Other provisions in SB7 were included in versions of the bill debated in the House and Senate, but are unnecessary or discriminatory:

Bans drive-thru and 24-hour voting which were used in Harris County in 2020, disproportionately by voters of color. 

Makes it a felony to send an absentee ballot application to anyone who didn’t request one.

Allows partisan poll watchers “freedom of movement,” potentially opening up voters to harassment.

Subjects local election officials to numerous new criminal penalties, including a new crime for counting “invalid” ballots. 

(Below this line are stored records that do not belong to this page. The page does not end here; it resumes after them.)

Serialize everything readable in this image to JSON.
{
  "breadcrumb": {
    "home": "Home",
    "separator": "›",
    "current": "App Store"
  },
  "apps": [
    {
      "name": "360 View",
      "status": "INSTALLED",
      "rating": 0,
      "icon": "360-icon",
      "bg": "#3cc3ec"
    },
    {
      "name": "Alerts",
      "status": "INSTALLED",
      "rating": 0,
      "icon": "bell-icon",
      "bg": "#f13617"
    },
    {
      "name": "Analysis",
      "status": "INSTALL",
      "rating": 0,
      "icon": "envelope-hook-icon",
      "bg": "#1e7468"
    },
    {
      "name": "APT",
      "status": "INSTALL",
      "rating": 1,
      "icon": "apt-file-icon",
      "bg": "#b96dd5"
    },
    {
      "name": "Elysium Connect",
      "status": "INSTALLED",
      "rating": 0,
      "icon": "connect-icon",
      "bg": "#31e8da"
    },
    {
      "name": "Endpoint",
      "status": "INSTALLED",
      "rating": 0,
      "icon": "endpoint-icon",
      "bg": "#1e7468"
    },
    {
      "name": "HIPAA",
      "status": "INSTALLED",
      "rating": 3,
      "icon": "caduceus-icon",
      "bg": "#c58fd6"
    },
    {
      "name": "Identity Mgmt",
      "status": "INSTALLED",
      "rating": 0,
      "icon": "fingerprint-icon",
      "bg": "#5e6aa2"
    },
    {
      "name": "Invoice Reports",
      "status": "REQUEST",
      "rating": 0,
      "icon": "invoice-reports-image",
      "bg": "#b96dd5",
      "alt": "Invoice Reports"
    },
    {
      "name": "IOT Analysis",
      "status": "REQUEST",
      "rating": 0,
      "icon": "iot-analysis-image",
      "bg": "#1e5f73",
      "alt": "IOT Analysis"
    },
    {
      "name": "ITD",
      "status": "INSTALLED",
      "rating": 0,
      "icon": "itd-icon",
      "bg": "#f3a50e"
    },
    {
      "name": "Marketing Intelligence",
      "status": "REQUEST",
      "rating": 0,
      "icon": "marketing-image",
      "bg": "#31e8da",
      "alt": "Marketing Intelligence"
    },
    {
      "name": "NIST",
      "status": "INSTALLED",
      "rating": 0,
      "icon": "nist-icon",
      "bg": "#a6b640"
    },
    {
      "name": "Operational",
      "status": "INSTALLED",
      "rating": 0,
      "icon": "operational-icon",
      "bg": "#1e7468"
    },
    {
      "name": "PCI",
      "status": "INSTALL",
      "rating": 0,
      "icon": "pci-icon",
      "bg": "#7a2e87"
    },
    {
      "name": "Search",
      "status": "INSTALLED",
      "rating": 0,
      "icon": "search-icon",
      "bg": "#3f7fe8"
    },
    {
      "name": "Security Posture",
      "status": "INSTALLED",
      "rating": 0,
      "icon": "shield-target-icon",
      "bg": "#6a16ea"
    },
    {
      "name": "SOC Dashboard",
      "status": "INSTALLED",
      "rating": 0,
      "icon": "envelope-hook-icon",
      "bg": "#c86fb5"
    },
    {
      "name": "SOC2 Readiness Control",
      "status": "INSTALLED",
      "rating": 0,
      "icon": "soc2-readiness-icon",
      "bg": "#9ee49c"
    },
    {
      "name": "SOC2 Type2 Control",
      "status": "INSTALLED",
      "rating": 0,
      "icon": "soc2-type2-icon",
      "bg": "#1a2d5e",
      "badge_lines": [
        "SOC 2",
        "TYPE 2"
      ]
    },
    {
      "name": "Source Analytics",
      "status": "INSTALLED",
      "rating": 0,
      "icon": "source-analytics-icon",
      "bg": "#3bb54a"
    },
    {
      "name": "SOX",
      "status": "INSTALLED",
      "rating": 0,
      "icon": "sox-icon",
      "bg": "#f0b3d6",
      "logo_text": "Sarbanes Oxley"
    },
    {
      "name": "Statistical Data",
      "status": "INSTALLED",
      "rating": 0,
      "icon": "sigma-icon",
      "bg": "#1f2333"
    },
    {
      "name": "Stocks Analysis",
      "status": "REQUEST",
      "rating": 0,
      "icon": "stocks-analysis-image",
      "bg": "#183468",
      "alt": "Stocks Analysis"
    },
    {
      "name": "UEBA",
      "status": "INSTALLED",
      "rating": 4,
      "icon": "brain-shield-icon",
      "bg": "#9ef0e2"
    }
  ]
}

Sarah Labowitz, policy and advocacy director with the ACLU, called it “one of the ugliest anti-voter bills in the country.”

Corporations go quiet

As Popular Information first reported in March, the sponsors of Texas’ voter suppression legislation were backed by millions in corporate contributions over the last three years. Under pressure, two Texas corporations, American Airlines and Dell, issued strong statements opposing the legislation. Later, a few dozen corporations signed a letter with more ambiguous language objecting to the bill. Hundreds of corporations and executives have signed onto a broad statement opposing efforts to restrict voting. 

But as SB 7 barrelled toward the finish line, corporations went quiet. “By the time the Texas bill was poised to pass over the Memorial Day weekend, the opposition from businesses had grown faint,” the AP reported

While some corporations were willing to issue statements, none expressed a willingness to take action if the bill was signed into law. It was a willingness by corporations to take action that defeated, for example, anti-gay legislation in Georgia in 2016. 

While the bill may be revived in a special session, the delay gives activists more time to renew pressure on the corporate community.